Zimmerman declined to be interviewed for the report, but referred Attkisson to his sworn affidavit, dated September 7, 2018, in which he stated that, in 2007, he told DOJ lawyers he had “discovered exceptions in which vaccinations could cause autism.
“I explained that in a subset of children … vaccine-induced fever and immune stimulation … did cause regressive [brain disease] with features of autism spectrum disorder,” Zimmerman wrote.
This reportedly “panicked” the DOJ, which subsequently fired him, saying his services would no longer be needed, but essentially attempting to silence him. According to Zimmerman, the DOJ then went on to misrepresent his opinion in future cases, making no mention of the exceptions he’d informed them of.
“Meantime, CDC [U.S. Centers for Disease Control and Prevention] — which promotes vaccines and monitors vaccine safety — never disclosed that the government’s own one-time medical expert concluded vaccines can cause autism — and to this day public health officials deny that’s the case,” according to the Full Measure report.4
Attkisson’s report also reveals how Congressmen who wanted to investigate the autism-vaccine link were bullied, harassed and threatened. Dan Burton (R-IN), Dr.

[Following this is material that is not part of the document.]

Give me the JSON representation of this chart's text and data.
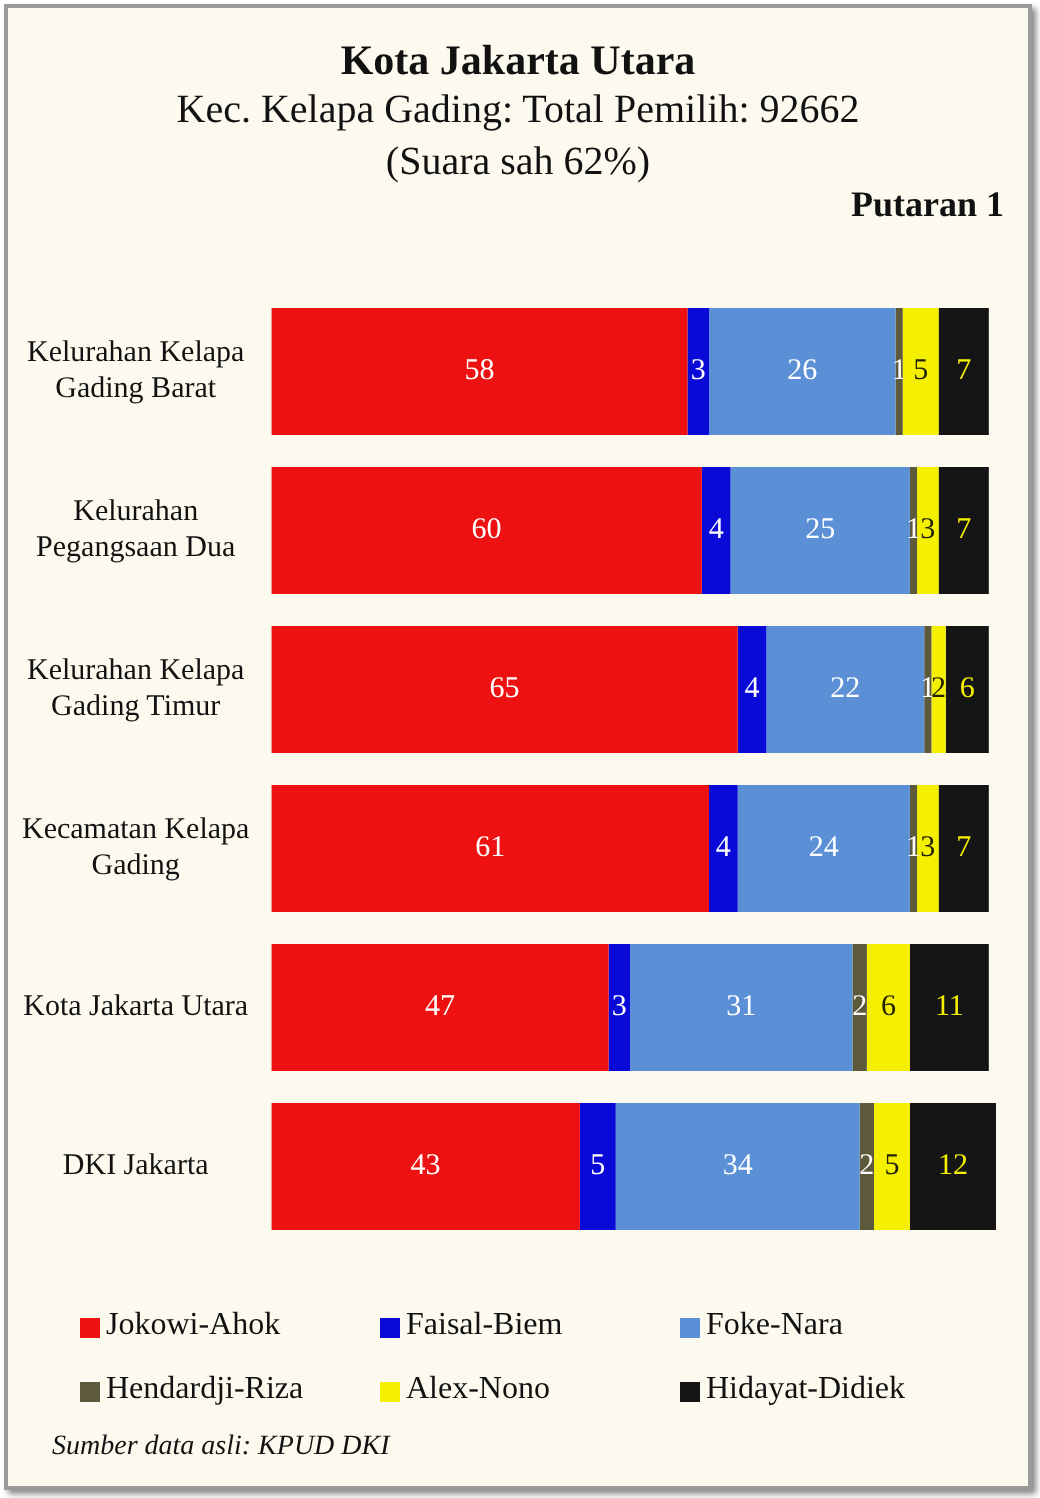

Dave Weldon (R-FL) and Bill Posey (R-FL) are among 11 current and former members of Congress and staff who told Attkisson they were warned by PhRMA lobbyists to drop the vaccine safety issue.
Snopes Gets an ‘F’ for Fact-Checking
In an article that attempts to fact-check Attkisson’s investigation, Snopes calls out many of the claims as false while clearly attempting to “debunk” vaccine-autism claims. However, in a rebuttal, Attkisson explains that Snopes earned a failing grade for its reporting.

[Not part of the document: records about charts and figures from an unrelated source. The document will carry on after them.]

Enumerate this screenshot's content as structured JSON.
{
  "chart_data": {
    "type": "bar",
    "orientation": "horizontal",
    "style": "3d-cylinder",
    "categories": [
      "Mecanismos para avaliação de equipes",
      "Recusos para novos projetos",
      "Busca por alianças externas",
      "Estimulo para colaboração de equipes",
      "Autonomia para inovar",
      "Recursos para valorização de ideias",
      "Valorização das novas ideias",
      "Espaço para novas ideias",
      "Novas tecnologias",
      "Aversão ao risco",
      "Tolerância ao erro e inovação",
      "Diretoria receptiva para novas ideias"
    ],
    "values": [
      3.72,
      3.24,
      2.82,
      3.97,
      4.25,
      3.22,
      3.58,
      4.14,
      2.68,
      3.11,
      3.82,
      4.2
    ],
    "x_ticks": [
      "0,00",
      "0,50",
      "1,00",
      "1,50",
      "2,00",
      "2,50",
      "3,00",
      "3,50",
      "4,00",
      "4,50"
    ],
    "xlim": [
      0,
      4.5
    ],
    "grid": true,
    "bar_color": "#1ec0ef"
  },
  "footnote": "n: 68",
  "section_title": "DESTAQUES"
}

“[T]he Snopes article debunks claims that were never made and uses one-sided references as its sources — other propagandists — without disclosing their vaccine industry ties.”5
For starters, Snopes labeled Zimmerman as a supporter of vaccination, as though this was something that Attkisson hid. In contrast, this point was central to Attkisson’s story and a large part of what makes his statements regarding vaccines and autism so noteworthy. Some of the additional egregious tactics Snopes used to try to discredit Attkisson’s report included the following:6
- Snopes claimed Attkisson’s reading of Zimmerman’s sworn affidavit was flawed when she “simply quoted from the affidavit”
- Snopes states that Zimmerman’s view is “not held by many scientists,” but did not survey several reputable scientists who hold the view
- Snopes fails to address what its headline promises: the question of whether the government censored its own expert witness’ opinion
It’s important to note that Snopes also wrote their article without contacting Attkisson, who went on to state that they also listed claims she never made, then declared them to be false, and even were incorrect in one of their own claims, specifically that the existence of a potential link between vaccines, mitochondrial disorder and autism was not news at the time of the U.S. Department of Health and Human Services omnibus autism proceedings in 2007.
“In fact, this suspected link was not previously known before the so-called ‘omnibus’ groups of vaccine-autism cases litigated a decade ago, and it is not widely known among doctors or the general public today; at least as of recently. That’s why it has proven to be so newsworthy,” Attkisson wrote, adding:7
Snopes demonstrates reckless disregard for the truth when disparaging my reporting by falsely stating that it contains ‘misleading claims’ …
Refuting claims never made in my report and putting out one-sided vaccine propaganda makes one wonder whether Snopes author Alex Kasprak even read or watched the report he attempts to criticize, or just blindly printed the propaganda provided to him by vaccine industry interests.